Date: 2014
Type: Contribution to book
A reticent court ? : policy objectives and the Court of Justice
Marise CREMONA and Anne THIES (eds), The European Court of Justice and external relations law : constitutional challenges, Oxford : Hart Publishing, 2014, Modern studies in European Law, pp. 15-32
CREMONA, Marise, A reticent court ? : policy objectives and the Court of Justice, in Marise CREMONA and Anne THIES (eds), The European Court of Justice and external relations law : constitutional challenges, Oxford : Hart Publishing, 2014, Modern studies in European Law, pp. 15-32
- https://hdl.handle.net/1814/33843
Retrieved from Cadmus, EUI Research Repository
This chapter examines the role that the Court of Justice has assumed — as evidenced by the approach taken in its case law — in relation to the Union’s external policy objectives.
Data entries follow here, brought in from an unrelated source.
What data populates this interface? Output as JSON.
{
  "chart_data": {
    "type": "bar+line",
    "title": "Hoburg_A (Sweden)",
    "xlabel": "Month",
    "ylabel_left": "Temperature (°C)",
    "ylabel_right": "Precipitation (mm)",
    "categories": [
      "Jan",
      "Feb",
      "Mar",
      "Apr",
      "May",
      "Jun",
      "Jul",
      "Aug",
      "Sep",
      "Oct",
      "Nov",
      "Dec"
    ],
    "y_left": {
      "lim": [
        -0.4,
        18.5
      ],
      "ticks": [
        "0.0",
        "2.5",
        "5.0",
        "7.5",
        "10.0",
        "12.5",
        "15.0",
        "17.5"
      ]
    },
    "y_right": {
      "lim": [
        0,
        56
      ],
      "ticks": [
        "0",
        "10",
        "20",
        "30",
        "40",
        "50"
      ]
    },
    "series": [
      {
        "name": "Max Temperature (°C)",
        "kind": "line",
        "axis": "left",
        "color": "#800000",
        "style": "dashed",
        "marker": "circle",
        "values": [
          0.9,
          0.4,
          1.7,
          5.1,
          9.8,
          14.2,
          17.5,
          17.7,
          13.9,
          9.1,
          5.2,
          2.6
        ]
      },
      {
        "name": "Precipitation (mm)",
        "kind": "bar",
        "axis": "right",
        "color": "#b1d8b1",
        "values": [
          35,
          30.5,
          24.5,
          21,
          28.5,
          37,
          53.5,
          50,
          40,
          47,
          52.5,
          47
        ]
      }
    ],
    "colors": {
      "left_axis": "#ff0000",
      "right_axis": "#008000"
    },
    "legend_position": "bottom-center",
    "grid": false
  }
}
The starting point is an observation: the Court appears to be reticent (non-interventionist) if not deferential as regards the policy choices of the political institutions in external relations. It tends to take those choices at face value (basing itself on statements in legal instruments and policy documents); it does not question them, nor seek to define or shape them. More than this, it emphasises the need for the political institutions to retain their policy discretion, their room for manoeuvre. This is in contrast to its interventionist – if not activist – stance in relation to the definition of the scope of EU external competence and its implications for Member States, and its ‘gatekeeper’ — if not defensive — role in relation to the status of international law within in the EU legal system (roles which are explored in other contributions). The chapter seeks to establish a workable framework to understand this approach of the Court to EU external policy objectives by identifying some of the characteristics of those external objectives, and then placing the case law in the context of the Court’s approach to EU internal policy objectives and to institutional and competence-related issues in external relations. Its conclusion is that the Court, in the field of external relations, does not itself define the Union’s objectives, nor derive them from the Treaty. It accepts them as defined by the political institutions and then uses the jurisdiction it exercises over the respective competences and obligations of the institutions and the Member States to enforce them.